Um der humanitären Verantwortung für die Kriegsflüchtlinge aus der Ukraine gerecht zu werden und das Grundrecht auf Asyl zu schützen, sei es notwendig, die irreguläre Migration deutlich zu begrenzen, sagte Faeser. Sie greift in ihrem Entwurf auch Vorschläge einer Arbeitsgruppe von Bund, Ländern und Kommunen auf, die nach einem Treffen im Bundesinnenministerium Mitte Februar gebildet worden war. Beispielsweise sollen Aufenthaltserlaubnisse von subsidiär Schutzberechtigten künftig nicht nur ein Jahr, sondern drei Jahre gültig sein. Die Gültigkeitsdauer von Aufenthaltsgestattungen im Asylverfahren soll von drei auf sechs Monate verlängert werden. Beides soll für eine Entlastung der Behörden sorgen. Subsidiär schutzberechtigt sind Menschen, die stichhaltige Gründe dafür vorbringen, dass ihnen im Herkunftsland ernsthafter Schaden droht.
"Die Verschärfung der Rückführungsregeln ist überfällig", sagte die stellvertretende Vorsitzende der Unionsfraktion, Andrea Lindholz. Einiges von dem, was nun in dem Entwurf von Faeser enthalten sei, sei von der Union schon 2019 vorgeschlagen, damals aber von der SPD blockiert worden.
Scholz hatte den Begriff "Deutschlandpakt" bei einer Generaldebatte im Bundestag eingeführt und eine nationale Kraftanstrengung zur Modernisierung des Landes gefordert.
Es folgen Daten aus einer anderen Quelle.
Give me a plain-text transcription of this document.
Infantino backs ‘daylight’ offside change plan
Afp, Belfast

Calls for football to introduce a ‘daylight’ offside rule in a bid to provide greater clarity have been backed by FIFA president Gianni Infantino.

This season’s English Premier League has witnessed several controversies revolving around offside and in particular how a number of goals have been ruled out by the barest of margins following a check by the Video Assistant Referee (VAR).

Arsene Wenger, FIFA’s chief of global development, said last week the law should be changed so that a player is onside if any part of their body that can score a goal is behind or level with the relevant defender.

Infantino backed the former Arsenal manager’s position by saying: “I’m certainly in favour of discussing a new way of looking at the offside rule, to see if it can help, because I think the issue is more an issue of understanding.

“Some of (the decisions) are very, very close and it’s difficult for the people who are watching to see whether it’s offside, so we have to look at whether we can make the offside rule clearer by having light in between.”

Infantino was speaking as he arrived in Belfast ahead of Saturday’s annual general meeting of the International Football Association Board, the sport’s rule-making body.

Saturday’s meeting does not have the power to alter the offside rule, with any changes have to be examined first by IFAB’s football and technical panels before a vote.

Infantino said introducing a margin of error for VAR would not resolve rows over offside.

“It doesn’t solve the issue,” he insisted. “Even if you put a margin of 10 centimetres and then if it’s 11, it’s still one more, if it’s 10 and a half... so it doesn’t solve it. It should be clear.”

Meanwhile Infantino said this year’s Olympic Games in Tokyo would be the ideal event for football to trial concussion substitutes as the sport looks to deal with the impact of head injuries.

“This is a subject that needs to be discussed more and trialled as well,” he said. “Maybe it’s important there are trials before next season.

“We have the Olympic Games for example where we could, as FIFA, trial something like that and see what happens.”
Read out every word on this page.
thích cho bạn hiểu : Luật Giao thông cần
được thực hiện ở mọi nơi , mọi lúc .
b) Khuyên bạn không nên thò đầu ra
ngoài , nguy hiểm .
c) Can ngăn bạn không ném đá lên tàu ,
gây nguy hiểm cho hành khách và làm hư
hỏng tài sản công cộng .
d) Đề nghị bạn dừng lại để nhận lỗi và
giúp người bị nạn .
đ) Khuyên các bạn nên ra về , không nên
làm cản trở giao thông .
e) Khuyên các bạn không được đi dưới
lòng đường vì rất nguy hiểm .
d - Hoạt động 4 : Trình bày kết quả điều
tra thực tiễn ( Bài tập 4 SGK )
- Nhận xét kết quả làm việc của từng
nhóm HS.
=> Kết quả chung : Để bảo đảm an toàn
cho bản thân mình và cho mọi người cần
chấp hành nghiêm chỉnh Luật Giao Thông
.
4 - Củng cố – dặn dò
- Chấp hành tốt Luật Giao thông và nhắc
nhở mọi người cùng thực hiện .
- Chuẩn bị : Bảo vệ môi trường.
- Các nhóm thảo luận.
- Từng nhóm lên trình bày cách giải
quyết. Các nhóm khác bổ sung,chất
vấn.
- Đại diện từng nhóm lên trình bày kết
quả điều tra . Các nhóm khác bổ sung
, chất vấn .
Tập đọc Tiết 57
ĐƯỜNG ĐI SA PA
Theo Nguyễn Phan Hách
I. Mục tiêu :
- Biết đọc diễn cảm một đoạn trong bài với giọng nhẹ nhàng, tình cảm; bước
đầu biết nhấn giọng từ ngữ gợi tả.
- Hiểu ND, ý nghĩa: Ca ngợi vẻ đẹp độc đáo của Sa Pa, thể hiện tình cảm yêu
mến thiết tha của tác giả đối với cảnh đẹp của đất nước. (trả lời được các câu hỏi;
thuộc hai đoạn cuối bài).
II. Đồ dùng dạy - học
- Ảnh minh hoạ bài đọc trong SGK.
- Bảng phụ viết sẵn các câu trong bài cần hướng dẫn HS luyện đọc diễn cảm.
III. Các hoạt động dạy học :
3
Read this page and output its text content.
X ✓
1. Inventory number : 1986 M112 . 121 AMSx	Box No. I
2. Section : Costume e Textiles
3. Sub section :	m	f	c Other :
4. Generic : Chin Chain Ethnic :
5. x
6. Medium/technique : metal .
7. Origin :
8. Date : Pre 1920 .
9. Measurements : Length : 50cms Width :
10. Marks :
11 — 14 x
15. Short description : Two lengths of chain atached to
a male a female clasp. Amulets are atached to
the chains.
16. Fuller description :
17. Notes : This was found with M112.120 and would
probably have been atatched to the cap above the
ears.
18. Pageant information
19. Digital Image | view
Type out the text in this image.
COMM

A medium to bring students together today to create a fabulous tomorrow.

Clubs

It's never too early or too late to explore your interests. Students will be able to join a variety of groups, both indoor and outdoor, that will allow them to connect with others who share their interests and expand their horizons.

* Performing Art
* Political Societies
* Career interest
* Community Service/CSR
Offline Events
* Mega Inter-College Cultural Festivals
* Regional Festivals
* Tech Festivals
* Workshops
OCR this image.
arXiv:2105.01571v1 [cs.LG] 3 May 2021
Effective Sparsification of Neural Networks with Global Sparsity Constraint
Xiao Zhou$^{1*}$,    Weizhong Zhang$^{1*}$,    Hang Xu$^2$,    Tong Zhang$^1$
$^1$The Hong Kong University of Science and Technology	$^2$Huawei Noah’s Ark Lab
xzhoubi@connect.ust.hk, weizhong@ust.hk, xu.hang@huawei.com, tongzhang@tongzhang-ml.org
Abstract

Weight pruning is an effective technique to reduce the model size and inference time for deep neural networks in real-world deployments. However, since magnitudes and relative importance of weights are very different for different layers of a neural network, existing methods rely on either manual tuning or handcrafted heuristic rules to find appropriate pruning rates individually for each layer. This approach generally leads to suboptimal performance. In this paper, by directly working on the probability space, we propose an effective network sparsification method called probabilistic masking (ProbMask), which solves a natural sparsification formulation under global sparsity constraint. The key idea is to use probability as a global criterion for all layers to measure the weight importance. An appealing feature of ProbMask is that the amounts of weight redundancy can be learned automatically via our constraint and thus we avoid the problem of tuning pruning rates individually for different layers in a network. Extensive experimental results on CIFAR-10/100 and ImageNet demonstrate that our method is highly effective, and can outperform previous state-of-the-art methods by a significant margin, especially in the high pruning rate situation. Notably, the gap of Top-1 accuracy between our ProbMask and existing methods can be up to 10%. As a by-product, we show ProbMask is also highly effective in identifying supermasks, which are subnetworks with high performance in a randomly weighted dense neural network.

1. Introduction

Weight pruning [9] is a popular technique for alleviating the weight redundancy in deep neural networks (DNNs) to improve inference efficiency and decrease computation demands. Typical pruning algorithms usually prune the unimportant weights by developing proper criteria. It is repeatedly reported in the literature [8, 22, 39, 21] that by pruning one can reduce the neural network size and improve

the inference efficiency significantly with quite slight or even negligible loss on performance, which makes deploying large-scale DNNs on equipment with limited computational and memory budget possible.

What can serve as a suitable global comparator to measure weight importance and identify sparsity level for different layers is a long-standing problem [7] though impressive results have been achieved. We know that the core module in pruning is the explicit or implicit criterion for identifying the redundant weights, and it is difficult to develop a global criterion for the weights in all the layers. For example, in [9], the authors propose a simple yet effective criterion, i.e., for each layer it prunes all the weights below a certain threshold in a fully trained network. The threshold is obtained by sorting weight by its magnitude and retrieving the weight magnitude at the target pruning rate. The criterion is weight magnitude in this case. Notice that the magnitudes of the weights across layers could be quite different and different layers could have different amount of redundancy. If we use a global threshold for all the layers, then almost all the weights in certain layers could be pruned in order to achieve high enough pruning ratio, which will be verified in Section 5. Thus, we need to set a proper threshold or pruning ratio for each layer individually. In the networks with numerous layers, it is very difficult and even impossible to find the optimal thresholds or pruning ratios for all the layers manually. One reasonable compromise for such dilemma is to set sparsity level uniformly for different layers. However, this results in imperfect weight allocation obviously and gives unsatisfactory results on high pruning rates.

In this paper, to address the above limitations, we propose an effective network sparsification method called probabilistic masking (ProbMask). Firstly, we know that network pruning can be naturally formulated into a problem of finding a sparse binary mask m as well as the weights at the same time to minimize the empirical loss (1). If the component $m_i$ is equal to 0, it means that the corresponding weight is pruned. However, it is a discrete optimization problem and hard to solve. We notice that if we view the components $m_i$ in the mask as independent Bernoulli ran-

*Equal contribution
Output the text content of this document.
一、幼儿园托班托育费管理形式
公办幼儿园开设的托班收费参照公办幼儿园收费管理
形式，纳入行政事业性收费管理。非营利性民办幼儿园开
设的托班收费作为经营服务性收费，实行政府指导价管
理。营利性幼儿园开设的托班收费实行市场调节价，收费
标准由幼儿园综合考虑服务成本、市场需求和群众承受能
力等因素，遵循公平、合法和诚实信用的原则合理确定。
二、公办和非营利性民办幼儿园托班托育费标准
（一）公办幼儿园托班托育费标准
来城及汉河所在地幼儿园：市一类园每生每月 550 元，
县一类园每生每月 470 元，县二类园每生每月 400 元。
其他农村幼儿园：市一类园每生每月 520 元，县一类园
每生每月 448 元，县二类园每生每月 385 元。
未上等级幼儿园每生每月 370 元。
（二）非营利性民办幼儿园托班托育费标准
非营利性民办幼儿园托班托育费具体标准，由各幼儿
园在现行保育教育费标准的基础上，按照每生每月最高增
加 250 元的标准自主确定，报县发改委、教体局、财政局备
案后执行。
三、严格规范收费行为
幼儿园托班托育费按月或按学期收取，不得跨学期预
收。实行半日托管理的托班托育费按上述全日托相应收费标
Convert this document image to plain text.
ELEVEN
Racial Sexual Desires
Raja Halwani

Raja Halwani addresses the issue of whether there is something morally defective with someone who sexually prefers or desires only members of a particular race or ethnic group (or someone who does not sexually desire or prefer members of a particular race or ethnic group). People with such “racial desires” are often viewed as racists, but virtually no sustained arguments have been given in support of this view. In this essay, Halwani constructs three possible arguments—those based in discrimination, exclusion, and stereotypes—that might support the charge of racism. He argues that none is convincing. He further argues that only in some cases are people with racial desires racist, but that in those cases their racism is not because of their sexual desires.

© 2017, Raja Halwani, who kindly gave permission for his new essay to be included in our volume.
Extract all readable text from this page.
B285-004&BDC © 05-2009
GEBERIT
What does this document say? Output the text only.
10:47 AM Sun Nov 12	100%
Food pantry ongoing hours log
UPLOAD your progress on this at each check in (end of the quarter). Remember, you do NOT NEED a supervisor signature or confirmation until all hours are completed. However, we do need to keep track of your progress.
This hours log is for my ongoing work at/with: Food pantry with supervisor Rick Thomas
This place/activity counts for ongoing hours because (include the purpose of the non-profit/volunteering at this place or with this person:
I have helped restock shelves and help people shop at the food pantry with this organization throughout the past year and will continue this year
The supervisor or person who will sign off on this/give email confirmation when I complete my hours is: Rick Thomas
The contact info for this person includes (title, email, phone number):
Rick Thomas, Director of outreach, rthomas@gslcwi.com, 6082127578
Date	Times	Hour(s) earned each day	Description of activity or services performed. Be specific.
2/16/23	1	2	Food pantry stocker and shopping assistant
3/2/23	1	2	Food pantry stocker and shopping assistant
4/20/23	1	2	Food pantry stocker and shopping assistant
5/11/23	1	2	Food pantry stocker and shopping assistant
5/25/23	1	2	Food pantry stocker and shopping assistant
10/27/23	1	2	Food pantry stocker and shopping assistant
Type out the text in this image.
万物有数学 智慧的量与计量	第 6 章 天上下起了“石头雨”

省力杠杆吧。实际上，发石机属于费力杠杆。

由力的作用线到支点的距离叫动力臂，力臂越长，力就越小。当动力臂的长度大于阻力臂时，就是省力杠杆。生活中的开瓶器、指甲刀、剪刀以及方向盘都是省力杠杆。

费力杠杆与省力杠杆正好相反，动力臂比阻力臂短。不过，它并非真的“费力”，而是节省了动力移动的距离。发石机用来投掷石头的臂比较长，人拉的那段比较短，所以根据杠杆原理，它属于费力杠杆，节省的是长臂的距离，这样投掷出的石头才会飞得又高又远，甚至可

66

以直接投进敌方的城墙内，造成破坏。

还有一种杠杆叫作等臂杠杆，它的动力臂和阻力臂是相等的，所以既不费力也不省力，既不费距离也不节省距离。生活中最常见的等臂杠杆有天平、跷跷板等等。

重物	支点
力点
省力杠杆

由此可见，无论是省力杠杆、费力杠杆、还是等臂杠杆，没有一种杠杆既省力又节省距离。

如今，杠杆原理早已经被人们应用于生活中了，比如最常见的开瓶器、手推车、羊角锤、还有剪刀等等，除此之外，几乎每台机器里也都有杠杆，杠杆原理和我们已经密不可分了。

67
Dazu sollten Ampel-Koalition, Opposition, Länder und Kommunen besser als bisher zusammenarbeiten, um Deutschland schneller, moderner und sicherer zu machen. Zuletzt hatte Hessens Ministerpräsident Rhein, der Vorsitzende der Ministerpräsidentenkonferenz, gesagt, er wolle den Pakt ablehnen, falls zentrale Fragen der Migration nicht aufgenommen würden. Merz machte nach den Landtagswahlen in Hessen und Bayern ebenfalls deutlich, die Bundesregierung müsse ihre Politik ändern.
Über die Herausforderungen durch die gestiegene Zahl von Ukraine-Flüchtlingen und Asylbewerbern werden die Ministerpräsidenten ab Donnerstag bei einem Treffen in Frankfurt am Main sprechen. Die Länder verlangen eine an die Zahl der Ankommenden gekoppelte Beteiligung des Bundes an den Kosten sowie eine beschleunigte Rückführung abgelehnter Asylbewerber. Zwischen Anfang Januar und Ende September haben in Deutschland 233 744 Menschen erstmals einen Asylantrag gestellt, rund 73 Prozent mehr als im Vorjahreszeitraum.
Dass die Kommunen mehr Geld brauchen, um Geflüchtete zu versorgen, finden auch die Grünen. Viele von ihnen seien "am Limit oder darüber hinaus", sagte Vizekanzler Robert Habeck (Grüne). Das sei eine ernsthafte Belastungsprobe für den Zusammenhalt in Deutschland. Daher stehe die Regierung in der Pflicht, Migration besser zu steuern, um die Kommunen zu entlasten. Rückführungen, vor allem von Straftätern, sollten zügiger durchgesetzt werden. Gleichzeitig mahnte Habeck: "Wir sollten die Grenze des Anstands wahren. Angstmacherei und Wutschürerei machen alles nur schlimmer. Wir müssen an Lösungen arbeiten, statt Probleme unlösbar zu machen."
Habeck kündigte außerdem an, weitere Arbeitsverbote für Geflüchtete sollten wegfallen. Er sagte, es sei beispielsweise vereinbart worden, "dass Beschäftigungserlaubnisse für Geduldete künftig im Regelfall erteilt werden sollen, statt der bisherigen Ermessensregelung". In Form eines Gesetzentwurfs ist das aber noch nicht ausbuchstabiert.